The Carsales (ASX:CAR) partnership will see Driva offer personalised finance options next to all privately sold vehicles, with options to pre-qualify, apply and get pre-approved for finance.
Carsales executive GM Matt Earle said the deal will mean around 45% of the automobile listings on the platform, some 120,000 vehicles, will have the finance option.
“The partnership is a key enabler for us to further digitise the entire car buying experience for Australian consumers,” he said,
“We know most Australians are financing their vehicle purchases, and partnering with Driva has been an important step for us to support a personalised finance offer for our consumers as they progress through their purchase journey.”
The Driva API toolkit being introduced to Carsales is already in wide use in the sector.
Scott Montarello and William Brown cofounded Driva three years ago, and raised $6 million last year in a round led by Carthona Capital.
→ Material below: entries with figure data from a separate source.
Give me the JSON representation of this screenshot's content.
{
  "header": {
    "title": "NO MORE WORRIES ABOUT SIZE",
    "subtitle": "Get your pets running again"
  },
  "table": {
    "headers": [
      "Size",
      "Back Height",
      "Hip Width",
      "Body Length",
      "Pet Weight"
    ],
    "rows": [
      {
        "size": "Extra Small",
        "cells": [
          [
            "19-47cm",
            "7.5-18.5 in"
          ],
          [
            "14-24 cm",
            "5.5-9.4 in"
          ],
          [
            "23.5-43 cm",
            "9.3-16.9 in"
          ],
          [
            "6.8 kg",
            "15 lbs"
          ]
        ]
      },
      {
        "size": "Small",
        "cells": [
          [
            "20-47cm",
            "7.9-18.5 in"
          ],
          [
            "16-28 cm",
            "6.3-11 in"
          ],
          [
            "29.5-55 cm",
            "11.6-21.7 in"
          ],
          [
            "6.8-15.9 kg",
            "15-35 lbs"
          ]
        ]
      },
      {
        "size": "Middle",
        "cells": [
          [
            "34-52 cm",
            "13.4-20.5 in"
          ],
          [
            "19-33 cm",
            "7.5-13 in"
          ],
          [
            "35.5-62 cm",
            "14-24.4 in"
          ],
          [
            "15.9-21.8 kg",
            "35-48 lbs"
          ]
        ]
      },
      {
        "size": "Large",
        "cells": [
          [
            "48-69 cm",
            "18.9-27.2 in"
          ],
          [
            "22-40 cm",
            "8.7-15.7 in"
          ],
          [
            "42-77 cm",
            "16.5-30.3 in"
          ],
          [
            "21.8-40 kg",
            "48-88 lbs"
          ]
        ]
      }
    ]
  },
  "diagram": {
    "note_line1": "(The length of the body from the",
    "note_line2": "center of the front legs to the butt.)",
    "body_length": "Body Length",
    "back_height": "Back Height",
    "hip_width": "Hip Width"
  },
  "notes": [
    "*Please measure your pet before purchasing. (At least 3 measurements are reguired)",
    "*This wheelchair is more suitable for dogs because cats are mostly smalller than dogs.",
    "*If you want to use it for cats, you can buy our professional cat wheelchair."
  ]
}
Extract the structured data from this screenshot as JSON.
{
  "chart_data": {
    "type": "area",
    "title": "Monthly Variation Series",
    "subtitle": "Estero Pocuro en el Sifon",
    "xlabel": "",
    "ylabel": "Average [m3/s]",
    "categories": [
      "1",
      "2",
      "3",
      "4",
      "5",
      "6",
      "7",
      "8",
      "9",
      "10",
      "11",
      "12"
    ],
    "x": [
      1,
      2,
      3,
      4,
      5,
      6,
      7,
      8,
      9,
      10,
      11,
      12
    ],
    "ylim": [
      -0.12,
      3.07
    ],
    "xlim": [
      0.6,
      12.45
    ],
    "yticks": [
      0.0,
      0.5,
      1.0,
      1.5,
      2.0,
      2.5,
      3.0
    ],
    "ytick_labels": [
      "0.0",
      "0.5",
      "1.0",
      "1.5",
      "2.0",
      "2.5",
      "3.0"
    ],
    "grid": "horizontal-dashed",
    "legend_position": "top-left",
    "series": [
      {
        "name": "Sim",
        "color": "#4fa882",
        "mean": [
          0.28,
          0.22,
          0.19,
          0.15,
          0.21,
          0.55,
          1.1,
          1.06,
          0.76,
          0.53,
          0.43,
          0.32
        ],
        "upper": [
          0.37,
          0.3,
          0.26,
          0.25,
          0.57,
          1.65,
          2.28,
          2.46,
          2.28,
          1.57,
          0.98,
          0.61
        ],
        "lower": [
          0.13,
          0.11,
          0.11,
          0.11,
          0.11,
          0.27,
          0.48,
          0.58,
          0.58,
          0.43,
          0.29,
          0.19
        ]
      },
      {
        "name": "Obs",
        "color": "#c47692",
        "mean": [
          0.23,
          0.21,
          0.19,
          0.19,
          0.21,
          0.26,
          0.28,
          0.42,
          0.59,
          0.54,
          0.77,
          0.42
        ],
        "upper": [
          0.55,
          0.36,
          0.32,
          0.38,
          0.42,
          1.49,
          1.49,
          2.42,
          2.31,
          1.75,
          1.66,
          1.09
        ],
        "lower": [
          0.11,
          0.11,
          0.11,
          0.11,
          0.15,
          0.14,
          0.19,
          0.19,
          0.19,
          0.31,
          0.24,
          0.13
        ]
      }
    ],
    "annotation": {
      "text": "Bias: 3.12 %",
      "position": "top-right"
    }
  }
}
Driva can offer everything from $10,000 to consolidate debt or $80,000 to buy a caravan, and offers clients the ability to provide customers with pre-qualified finance options online.
Montarello said Driva can handle volume that traditional players in the industry just wouldn’t be equipped to handle without significant resources to support it.” said Mr Montarello.
“The core value proposition for both end customers and our partners is our proprietary Driva assessment engine, which enables us to instantly match customers with their lowest repayment loan option across 40+ Australian lenders in market,” he said.
“It looks simple from a customer perspective, but in the background, we’re assessing thousands of data points for each customer to ensure we’re offering genuine approvals from our full panel of lenders, something we believe to be unique in the Australian market.”
His cofounder, William Brown, said the company continues to hit milestones despite changing market conditions and increasing interest rates.
“We were impacted like almost every Australian company in the last 12 months off the back of changing economic conditions and rate rises, but we made quick decisions as soon as we saw the warning signs, and we are now in a stronger position than ever,” he said.
“We’re hitting record numbers each month, and our continued focus on margins means we’re doing it all sustainably.”